Um rápido olhar sobre a imprensa brasileira contemporânea, ou mesmo sobre a imprensa mais antiga, abarcando todo o século XX e boa parte do XIX, revelará a constante e ostensiva presença de cronistas que, nas horas vagas, dedicaram-se também ao romance, o mais braçal dos gêneros literários.
Exemplos temos em Machado de Assis e José de Alencar, em Graciliano Ramos e Rachel de Queiroz, em João Ubaldo Ribeiro e Carlos Heitor Cony.
Não deixa de ser curioso que os dois grandes extremos da prosa criativa, a crônica e o romance, a primeira tão sucinta e cotidiana, o segundo tão complexo e palavroso, costumem se tocar sob pena de um mesmo escritor.
É claro que há um abismo entre os dois gêneros, mas ninguém pode negar que também exista uma espécie de simbiose entre a tentação do infinito que é o romance e o cotidiano ligeiro representado pela crônica.
Alguém, acho que o próprio Cony, já disse que tanto o cronista quanto o romancista são peixes que não podem viver fora da água.

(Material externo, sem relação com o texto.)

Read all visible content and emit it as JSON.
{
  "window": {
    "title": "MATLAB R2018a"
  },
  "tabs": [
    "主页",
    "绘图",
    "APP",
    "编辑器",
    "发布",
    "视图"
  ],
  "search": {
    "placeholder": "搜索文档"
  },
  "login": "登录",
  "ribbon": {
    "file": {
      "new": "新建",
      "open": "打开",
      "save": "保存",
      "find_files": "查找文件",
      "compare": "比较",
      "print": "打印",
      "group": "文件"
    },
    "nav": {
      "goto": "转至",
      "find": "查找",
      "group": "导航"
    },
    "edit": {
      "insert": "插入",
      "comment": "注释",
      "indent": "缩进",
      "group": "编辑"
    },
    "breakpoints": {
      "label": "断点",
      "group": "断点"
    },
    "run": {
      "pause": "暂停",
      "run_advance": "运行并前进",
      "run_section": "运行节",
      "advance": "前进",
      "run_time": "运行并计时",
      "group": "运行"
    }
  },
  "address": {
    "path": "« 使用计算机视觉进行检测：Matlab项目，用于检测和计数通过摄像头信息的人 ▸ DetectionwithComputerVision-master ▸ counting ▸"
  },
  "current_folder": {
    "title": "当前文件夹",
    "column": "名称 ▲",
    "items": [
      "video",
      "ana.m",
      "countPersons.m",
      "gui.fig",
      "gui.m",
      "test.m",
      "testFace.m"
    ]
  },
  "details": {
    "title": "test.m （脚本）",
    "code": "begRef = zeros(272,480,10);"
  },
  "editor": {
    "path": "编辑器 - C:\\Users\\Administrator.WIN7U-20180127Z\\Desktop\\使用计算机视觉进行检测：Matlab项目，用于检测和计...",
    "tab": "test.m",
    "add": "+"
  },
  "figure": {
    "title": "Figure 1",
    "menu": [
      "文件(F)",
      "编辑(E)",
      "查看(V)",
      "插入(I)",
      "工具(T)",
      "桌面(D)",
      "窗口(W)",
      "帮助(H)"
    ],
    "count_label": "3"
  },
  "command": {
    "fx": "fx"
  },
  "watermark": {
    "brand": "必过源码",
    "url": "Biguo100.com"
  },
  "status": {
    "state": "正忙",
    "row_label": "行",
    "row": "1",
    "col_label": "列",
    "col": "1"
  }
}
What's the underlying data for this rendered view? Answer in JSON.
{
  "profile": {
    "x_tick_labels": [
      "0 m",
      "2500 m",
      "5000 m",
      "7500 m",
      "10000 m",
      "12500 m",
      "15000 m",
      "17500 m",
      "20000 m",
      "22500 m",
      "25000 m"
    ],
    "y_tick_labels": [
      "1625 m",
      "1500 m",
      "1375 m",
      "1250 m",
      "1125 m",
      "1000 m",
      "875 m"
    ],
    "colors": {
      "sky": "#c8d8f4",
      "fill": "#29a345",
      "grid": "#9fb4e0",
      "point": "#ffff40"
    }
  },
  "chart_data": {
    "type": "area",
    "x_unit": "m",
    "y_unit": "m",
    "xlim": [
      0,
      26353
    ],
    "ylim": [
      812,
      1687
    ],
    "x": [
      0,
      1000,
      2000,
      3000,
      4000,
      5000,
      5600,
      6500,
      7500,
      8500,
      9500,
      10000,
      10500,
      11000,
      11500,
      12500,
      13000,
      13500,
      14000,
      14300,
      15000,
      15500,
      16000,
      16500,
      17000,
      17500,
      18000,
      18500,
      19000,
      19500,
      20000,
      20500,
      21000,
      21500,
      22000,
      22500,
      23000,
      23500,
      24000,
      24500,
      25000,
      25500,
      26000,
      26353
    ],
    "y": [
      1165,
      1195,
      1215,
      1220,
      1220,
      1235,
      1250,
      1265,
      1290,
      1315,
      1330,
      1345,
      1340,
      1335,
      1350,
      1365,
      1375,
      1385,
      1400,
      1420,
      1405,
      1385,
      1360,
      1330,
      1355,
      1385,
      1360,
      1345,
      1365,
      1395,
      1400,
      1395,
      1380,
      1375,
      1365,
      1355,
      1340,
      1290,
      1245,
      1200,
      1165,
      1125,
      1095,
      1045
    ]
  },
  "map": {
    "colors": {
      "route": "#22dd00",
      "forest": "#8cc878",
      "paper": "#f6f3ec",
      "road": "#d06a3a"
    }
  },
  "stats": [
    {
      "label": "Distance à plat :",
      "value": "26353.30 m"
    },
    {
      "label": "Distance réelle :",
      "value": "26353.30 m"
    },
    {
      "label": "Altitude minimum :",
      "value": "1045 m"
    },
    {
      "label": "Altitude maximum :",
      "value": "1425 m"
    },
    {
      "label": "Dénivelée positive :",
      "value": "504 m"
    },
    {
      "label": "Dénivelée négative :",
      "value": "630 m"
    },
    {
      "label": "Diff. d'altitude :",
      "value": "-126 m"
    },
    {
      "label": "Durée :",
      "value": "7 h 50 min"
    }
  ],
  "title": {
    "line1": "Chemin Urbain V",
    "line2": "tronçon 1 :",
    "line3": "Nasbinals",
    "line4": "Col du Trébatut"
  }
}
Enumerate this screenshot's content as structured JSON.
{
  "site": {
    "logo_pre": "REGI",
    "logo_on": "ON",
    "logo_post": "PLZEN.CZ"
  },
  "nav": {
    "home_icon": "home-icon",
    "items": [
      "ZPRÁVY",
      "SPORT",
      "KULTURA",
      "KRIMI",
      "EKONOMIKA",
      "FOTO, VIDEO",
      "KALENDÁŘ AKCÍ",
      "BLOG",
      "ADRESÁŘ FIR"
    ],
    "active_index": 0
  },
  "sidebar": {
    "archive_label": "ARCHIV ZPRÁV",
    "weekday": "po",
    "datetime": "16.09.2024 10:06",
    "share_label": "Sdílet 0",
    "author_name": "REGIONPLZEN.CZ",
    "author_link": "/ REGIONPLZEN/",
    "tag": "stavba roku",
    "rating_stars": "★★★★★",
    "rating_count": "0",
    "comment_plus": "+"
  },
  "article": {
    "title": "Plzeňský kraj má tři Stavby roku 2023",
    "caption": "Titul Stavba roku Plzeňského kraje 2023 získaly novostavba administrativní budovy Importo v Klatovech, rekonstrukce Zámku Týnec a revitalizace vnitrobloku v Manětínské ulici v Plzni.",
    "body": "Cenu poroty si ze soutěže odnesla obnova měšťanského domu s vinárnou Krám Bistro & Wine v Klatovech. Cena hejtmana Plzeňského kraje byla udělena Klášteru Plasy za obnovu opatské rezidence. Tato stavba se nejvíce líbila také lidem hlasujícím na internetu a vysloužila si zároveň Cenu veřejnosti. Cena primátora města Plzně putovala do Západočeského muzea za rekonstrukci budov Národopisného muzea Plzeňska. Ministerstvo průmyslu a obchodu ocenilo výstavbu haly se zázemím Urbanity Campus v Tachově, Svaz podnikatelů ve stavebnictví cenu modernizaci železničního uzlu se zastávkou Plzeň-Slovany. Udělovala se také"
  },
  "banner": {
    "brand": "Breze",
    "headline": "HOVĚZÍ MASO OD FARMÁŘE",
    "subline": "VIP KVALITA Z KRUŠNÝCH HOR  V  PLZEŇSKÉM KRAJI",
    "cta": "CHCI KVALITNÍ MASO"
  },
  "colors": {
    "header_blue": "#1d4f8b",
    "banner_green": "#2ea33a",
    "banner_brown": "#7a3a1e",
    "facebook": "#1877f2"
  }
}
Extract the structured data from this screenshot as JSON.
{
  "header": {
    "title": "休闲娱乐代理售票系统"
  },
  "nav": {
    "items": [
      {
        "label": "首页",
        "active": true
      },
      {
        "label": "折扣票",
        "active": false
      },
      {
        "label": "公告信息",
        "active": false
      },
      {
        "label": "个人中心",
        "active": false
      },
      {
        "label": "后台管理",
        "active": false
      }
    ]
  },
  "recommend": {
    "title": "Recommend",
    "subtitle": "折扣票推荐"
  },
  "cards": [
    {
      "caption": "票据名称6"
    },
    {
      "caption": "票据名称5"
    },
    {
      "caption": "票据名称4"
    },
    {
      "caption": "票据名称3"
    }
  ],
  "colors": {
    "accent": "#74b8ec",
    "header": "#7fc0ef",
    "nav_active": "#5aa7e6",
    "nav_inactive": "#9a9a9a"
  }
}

A diferença é que, por viver no aquário, o cronista desfruta de maior visibilidade, daí os seus malabarismos para se manter em evidência e disfarçar a sua irrevogável condição de superficialidade.
O romancista, por sua vez, é um peixe de águas profundas, quase ninguém o vê, por isso costuma surpreender os que decidem segui-lo para descobrir as belezas de um mundo novo e inusitado.
O mais interessante é que tanto o romancista quanto o cronista, cedo ou tarde estafados por sua solidão, sentem uma irresistível necessidade de bater as barbatanas em outras águas.
Mesmo que corra todos os riscos, chegará o momento em que o peixinho do aquário tentará desbravar o fundo do oceano.
Do mesmo modo, o sisudo peixe das profundezas começará a se perguntar como seria viver, nem que fosse por um tempo, sob as luzes do aquário, na vitrine de uma crônica jornalística.
Mas não devemos encerrar antes de lembrar a antiga máxima musical: “tudo que sobe desce, tudo que vem tem volta”.
Depois de um tempo, donos de experiências conquistadas em outras águas, cada peixe retornará ao seu habitat natural.